Never scooped up the tyre listlessness of Park End Street.
Fantasies
about revenge on the smugly rich. The song clocking on at the beginning
as though beginning the closing day's work. The nervous jingle of
vulnerable but that radio voice from your childhood (listening to Marvin
all night long indeed); this is becoming an imbalanced nightmare.
Then
the plea starts to show its teeth. You'll be first against the wall
(but who'll be last is the question the singer really daren't ask).

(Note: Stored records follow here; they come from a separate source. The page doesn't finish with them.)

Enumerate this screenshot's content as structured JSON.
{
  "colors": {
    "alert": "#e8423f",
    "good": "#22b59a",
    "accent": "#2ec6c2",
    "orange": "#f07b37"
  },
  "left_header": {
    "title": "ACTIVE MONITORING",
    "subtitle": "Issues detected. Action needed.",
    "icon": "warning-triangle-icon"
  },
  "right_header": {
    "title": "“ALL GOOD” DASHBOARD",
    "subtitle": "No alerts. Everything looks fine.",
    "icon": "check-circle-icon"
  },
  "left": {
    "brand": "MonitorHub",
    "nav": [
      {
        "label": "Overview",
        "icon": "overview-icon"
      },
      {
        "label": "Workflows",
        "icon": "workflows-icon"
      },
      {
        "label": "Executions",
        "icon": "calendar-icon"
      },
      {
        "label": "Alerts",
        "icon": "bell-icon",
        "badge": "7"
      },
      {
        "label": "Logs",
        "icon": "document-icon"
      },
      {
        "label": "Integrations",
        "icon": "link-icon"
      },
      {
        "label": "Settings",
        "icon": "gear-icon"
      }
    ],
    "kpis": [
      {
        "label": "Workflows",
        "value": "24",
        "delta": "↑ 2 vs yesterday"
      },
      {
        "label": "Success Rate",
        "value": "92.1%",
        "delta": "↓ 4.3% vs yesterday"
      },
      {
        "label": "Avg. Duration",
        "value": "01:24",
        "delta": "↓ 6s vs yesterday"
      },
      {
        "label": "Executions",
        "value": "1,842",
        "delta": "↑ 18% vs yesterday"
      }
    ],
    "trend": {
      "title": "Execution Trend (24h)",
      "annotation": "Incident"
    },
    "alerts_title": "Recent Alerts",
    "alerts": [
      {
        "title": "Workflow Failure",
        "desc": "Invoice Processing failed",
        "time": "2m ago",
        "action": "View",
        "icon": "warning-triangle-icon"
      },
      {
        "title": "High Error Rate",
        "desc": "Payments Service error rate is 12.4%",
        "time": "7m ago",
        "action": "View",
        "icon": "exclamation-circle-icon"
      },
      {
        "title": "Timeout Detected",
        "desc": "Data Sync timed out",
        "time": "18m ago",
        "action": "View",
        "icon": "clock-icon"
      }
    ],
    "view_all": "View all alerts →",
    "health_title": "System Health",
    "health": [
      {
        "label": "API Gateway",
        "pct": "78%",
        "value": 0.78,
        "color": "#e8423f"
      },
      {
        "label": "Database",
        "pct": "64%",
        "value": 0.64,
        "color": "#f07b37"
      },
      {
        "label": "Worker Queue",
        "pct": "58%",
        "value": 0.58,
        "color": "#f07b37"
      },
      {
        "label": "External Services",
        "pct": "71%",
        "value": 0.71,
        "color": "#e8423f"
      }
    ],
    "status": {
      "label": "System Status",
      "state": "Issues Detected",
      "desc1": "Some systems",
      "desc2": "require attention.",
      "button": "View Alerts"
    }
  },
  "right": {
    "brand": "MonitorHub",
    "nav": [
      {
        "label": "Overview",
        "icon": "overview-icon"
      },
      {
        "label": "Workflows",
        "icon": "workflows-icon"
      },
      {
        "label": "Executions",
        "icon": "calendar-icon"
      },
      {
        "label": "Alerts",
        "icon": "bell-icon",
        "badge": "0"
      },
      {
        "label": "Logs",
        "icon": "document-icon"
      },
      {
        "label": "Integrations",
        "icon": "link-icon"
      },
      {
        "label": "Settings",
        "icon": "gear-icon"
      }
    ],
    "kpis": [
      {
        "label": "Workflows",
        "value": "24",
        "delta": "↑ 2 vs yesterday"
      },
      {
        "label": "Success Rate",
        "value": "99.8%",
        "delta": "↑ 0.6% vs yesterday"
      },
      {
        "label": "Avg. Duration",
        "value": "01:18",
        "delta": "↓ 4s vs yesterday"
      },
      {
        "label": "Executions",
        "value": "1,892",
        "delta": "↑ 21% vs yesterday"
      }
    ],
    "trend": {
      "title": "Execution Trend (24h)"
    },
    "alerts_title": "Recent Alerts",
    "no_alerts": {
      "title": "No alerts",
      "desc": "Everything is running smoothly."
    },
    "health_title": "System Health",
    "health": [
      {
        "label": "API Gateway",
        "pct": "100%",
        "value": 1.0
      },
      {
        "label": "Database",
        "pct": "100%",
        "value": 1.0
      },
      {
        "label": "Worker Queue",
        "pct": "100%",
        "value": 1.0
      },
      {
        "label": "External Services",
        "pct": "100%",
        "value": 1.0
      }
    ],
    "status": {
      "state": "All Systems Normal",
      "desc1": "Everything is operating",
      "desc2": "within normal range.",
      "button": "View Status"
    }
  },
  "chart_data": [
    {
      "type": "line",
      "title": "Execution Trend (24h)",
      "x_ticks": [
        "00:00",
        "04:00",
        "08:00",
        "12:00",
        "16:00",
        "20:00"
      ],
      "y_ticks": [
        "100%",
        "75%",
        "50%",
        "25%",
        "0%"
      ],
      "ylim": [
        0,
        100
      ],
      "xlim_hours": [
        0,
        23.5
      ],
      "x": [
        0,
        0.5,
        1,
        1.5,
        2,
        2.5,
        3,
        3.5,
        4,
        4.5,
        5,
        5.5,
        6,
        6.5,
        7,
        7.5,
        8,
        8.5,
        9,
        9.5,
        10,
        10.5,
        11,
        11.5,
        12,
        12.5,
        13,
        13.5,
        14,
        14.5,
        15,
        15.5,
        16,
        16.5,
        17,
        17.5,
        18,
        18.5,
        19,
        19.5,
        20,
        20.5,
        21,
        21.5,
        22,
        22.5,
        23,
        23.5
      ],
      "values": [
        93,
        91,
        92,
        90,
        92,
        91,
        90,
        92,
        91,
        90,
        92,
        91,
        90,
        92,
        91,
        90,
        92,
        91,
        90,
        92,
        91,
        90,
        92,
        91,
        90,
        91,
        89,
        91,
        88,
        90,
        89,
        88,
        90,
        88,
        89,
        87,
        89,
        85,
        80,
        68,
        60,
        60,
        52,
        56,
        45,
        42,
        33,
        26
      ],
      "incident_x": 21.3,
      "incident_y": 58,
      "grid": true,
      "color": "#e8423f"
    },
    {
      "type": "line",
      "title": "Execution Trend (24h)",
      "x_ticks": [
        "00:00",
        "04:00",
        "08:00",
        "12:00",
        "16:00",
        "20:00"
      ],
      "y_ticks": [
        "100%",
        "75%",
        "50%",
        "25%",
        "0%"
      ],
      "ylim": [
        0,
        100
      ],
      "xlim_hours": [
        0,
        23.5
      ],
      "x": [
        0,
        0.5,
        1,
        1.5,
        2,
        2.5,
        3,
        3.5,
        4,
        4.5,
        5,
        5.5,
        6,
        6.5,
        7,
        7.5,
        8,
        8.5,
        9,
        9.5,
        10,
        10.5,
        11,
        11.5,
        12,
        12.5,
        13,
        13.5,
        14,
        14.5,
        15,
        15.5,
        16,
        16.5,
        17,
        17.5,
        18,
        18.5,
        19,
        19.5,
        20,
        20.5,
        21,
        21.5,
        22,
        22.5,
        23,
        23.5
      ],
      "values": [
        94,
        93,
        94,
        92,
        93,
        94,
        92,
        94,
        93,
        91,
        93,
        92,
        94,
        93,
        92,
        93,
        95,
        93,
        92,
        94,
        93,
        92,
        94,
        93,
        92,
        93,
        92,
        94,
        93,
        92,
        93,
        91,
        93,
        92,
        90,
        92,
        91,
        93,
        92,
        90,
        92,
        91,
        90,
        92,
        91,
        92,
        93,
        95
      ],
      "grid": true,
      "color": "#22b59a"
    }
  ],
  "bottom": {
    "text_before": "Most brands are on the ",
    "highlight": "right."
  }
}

"What's THIS?" he exclaims, hurt and baffled. Random terms pulled out of
the Situationist hat, burbling Fender Rhodes (emergency on Planet
Patrol)...
...then
a SLASH, and a BASH, as guitars thumbnail a battering ram into this
plea, DO YOU REMEMBER MY NAME I THINK HE DOES - Kurt, are you here
("OFF WITH HIS HEAD, MAN!")? The guitar/rhythm lines transform the
Nirvana into a Rush before it all slams suddenly into a wall of molten
what
(the insomniac Tube driver in Geoff Ryman's 253, who finally manages to fall asleep, and as a welcome bonus never has to wake up either.)
An adagio ensues, an elegy for something not yet departed, a solvent sickness, a resigned doubt ("God loves His children - yeah").
At the quiet climax, the lead guitarist takes over the main vocal
refrain - nothing really matters to them. But there's one quick, final
roundelay of heaviness which splutters to a stop as though its steam
supply had all been used up (is that a plug being pulled out at the end,
or just a computer being switched off?).
Like
"Bohemian Rhapsody" - though structurally the song has far more in
common with "Happiness Is A Warm Gun," and perhaps specifically the
Breeders' cover - "Paranoid Android" is a stylistic advertisement for
the band. This is what we do, look at the range, what do you think? Its
real genesis is perhaps a lot more humdrum - some cocaine heads were
being obscurely disturbing when gathered around the singer in a bar in
Los Angeles - but you can't know THINGS if you never knew exactly why
they were done or who prompted the doing.
The song reminded me how easy it once was to mistake an enclosed world for an outside world.